Don turns down a chance to watch the fight on closed circuit in order to work because this is what he does so often. He’s a man afraid of being vulnerable and hides it away in alcohol and various trysts. Hell, it’s this season where Don decides he’s happy being punched in the face by a hooker. Allison Brie is a very pregnant Mrs. Campbell and she has a run-in with Peggy in the bathroom. Don forces Peggy to stay in the office to work.
Peggy is supposed to go to a dinner with her boyfriend Mark, but she decides work is more important. We can see how obsessed with work both of the characters are in this episode. Peggy has her chance to leave but literally walks away from a standing elevator in order to go back to work and ultimately break up with Mark. This becomes a version of a bottle episode as Don and Peggy first have it out and then bond over Roger Sterling’s tape recording of his autobiography.
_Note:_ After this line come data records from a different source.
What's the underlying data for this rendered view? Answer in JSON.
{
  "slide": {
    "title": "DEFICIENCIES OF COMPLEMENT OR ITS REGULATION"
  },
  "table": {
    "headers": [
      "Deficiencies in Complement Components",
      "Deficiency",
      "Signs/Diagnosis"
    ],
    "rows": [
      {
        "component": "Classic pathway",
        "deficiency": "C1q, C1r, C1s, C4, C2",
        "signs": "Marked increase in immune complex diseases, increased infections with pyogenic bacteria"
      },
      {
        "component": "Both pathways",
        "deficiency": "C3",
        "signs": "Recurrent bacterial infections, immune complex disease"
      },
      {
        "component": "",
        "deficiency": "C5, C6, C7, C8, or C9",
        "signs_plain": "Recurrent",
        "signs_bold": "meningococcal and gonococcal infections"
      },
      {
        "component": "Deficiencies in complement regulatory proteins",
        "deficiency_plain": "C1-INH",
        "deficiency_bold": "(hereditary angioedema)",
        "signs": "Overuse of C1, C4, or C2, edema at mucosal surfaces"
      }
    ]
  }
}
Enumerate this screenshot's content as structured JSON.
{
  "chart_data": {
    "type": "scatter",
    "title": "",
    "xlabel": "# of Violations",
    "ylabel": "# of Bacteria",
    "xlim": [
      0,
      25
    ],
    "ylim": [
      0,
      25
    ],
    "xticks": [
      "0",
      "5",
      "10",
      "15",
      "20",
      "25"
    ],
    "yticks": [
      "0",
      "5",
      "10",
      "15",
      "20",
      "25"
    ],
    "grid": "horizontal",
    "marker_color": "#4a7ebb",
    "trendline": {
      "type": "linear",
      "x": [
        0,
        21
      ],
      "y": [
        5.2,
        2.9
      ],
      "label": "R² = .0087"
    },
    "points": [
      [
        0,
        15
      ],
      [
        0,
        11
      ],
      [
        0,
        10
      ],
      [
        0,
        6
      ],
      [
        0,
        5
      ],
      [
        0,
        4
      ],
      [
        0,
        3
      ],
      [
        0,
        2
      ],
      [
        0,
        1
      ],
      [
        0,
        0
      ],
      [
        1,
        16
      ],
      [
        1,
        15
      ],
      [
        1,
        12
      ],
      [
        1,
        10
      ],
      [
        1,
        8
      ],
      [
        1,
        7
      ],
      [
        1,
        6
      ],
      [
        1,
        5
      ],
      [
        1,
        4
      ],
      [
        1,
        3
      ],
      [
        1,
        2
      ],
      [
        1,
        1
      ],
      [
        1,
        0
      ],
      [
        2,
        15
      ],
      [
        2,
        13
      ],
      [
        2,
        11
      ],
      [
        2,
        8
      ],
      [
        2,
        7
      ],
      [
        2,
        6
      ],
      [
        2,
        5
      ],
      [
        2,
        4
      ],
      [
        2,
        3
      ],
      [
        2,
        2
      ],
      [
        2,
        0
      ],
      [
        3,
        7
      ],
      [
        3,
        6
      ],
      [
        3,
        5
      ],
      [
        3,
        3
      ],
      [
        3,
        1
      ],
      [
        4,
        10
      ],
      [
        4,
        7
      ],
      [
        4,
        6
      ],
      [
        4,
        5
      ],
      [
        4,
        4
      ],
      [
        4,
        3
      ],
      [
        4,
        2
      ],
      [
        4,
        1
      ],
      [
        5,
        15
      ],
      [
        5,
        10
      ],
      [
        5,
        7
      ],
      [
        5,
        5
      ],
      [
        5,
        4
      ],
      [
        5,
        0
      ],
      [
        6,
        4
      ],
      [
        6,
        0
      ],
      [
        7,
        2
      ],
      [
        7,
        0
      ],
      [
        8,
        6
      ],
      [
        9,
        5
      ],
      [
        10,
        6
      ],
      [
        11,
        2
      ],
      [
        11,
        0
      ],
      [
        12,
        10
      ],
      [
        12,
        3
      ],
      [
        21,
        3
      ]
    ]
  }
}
Every time Don hears a phone ring, he stares and is horrified by the very idea of hearing about Draper’s wife dying. The MacGuffin is a suitcase ad Don and Peggy are trying to come up with throughout the whole 45 minutes. “The Suitcase” works as a mini-play and could easily stand on its own, but with the knowledge of everything that has come up previously, it also functions as a strong continuation of everything Matthew Weiner had been building up.
In the final act, Peggy has to deal with both a drunk Duck and drunk Don. It’s humorous and sad at the same time because Don defends Peggy’s honor after Duck calls her a whore. When Mad Men was at its best, it was able to be funny, sad, and dramatic. This episode accomplished so many things plotwise and characterwise. What’s most impressive is how both of these people could behave like such assholes yet still be sympathetic and be incredibly human. The tragedy of Matthew Weiner’s creation is that a group of successful men and women could never quite achieve happiness. This episode exemplified those feelings as Don Draper looks into a just woken Peggy’s eyes and bursts into tears after hearing about the death of the only other person who really knew him.
But at least in the end, they solved their solved their suitcase problem.